On Sunday he became coach, leading The Hippies to the sacred ice of the Kaslo Arena where they still hold the longest running ice time. It wasn’t until last year that I joined this weekly pilgrimage where the dried sweat of past glory takes on a particular spine quivering aroma and every seven days from October to April there is renewed excitement as the first puck is dropped. Not only was he the spiritual leader of the team but he was also the secretary, collecting our money after each game in a square cookie tin, with a word of encouragement to ungainly newcomers like myself. But the image I hold dearest of those Sundays when he was our captain is the ceremony that precluded every game. Kneeling at centre ice with his second jersey wrapped over his shoulders like a fashionable cardigan, he would begin methodically and reverently tossing the pile of sticks in front of him to one side or the other, making teams dictated by the hockey Gods themselves.

 

"Coach" tossing sticks to decide teams at Argenta's weekly ice time in Kaslo. It is currently the longest running one at the arena with the players hitting the ice every Sunday at 4pm. 

"Coach" tossing sticks to decide teams at Argenta's weekly ice time in Kaslo.

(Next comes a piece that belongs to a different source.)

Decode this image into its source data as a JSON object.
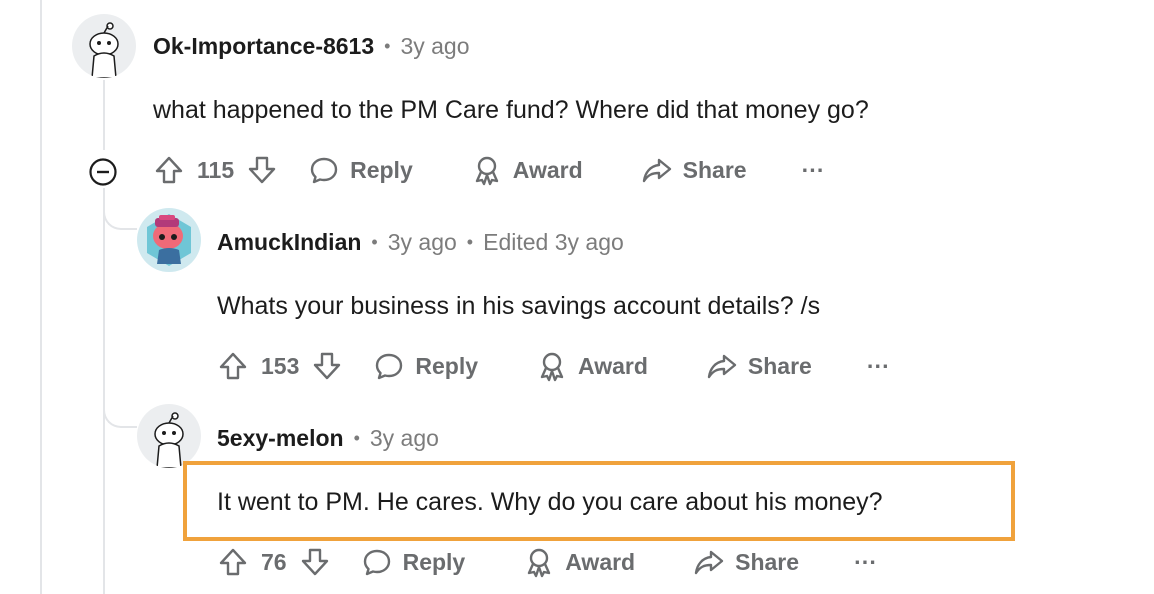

It is currently the longest running one at the arena with the players hitting the ice every Sunday at 4pm. 

There are still days when I catch myself expecting to run into him as I often did. He simply wasn’t someone I ever considered mortal although in retrospect this is absurd. So, when he passed away without so much as a murmur of warning, I, like everyone else in our community, was left in a state of shock. I stared, devoid of words, as his suddenly lifeless body was moved from the bed of the hay truck to the ambulance. His feet momentarily protruding from its sterile depths. One sock on and one foot bare.
He died mid stride as many of us dream of doing and while this is hard for those left behind it is poetic and perfect for those exalted by it. No, there are no last earthly goodbyes or forewarned final moments but I believe those are not where our relationship with the deceased ends. As we buried him amongst flowers and alongside records, trinkets, and his hockey stick, the sky above boomed with thunder. As we sang him into this old brown Earth the clouds which had steadily formed all morning released a deluge to wash away our tears. And even as his image began to fade, his presence there, in the weeping, mourning forest, was unmistakable.

 

David's unfinished gravestone in the workshop of his dear friend Chris Petersen. 

David's unfinished gravestone in the workshop of his dear friend Chris Petersen.